I don't know if things will have changed when I go back to work next week ... Some of my prayers have not been answered yet or the way I had hoped ... but God hasn't left me. He is still there and He is still working ... I've known it all along but I am so thankful that in such a little thing that He showed me He cares for me and I am not forgotten.

And the Lord, He is the One who goes before you. He will be with you, He will not leave you nor forsake you; do not fear nor be dismayed (Deuteronomy 31:8, NKJV).


Saturday, 23 December 2017

A Christmas Prayer

As the first of my chicks prepares to hit the road today (it's the 'outlaws' turn to enjoy them at Christmas this year) my heart feels a little anxious and downcast. The latter, I think, because in previous years we've all gotten together after Christmas for The Most Adorable Granddaughter#1's birthday so it's never really felt as if we've 'missed out' on a family Christmas, but this year that won't be the case.

Even being super organised and wrapping presents pre-Christmas-Eve hasn't won me any merit points as Son#2 decided not to take the [large] box in the car with them. This means that we'll get to enjoy The Most Adorable Granddaughters#4-#7 opening their presents with us when they return home. I just hope they don't think Nana and Grandpa have forgotten them! (As if we could.)

This talk of presents has made me think of what I'd most love to give my children and their spouses and children ... and the idea of a Christmas prayer was born.

This is my prayer for them (for all of us) ...

I pray that this Christmas season they will take time to see not just a babe in a manger but all that God has done. That their hearts will be filled with awe and wonder, just like the shepherds, as they gaze at the Son of God, in humble circumstances, and marvel at His birth.

I pray that their hearts will be filled with joy as they consider His plan of salvation for all mankind. That they see not just the baby but also the Man on the cross, dying for their sins, reconciling them to God. That their whole being will be flooded with joy at the knowledge of God's salvation, and they will experience forgiveness of their sins.

I pray that the Light of the World will shine in their hearts, illuminating the areas that need to be handed over to Him, lighting the dark corners where they may be holding onto unconfessed sin, and bringing them into a deeper knowledge and experience of Him.

I pray they will know true peace. Not peace as the world knows it, but the peace that only God can give, that brings freedom from sin, and is unfathomable.
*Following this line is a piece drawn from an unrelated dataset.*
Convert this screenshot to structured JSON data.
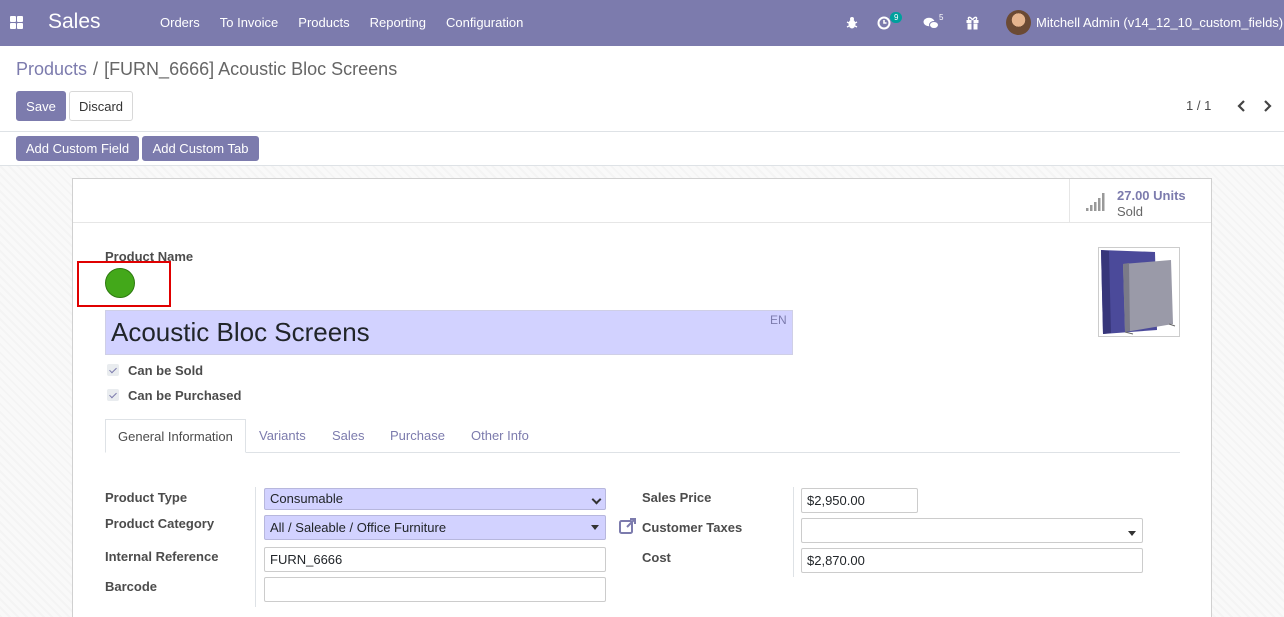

I pray they will experience God's overwhelming love. Love as they have never know before. Love beyond a parent's love. That the love of Christ will flood their souls, deepening their relationship with Him, filling them with love for others, filling their hearts with praise for their Christ and King.

I pray they will truly know Christ as their Saviour. That He who came as a babe, who came to save His people from their sins, will be their Saviour and they will acknowledge Jesus as Christ the Lord.

I pray that the Bread of Life will satisfy all longings in their heart. He will bring healing and fullness to those who are hurting. He will open their eyes to their hunger for Him. That nothing else will take His rightful place in their lives.

I pray that He who began a good work in them will see it through to completion. That He who has written their names on His Hand will keep them and use them for His glory.

I pray this Christmas may they know Him and love Him as never before. That as they celebrate, open presents, share food and family times, that they will remember the One who came and the true reason for the season.

Now to Him who is able to do far more abundantly than all that we ask or think, according to the power at work within us, to Him be glory in the church and in Christ Jesus throughout all generations, forever and ever. Amen.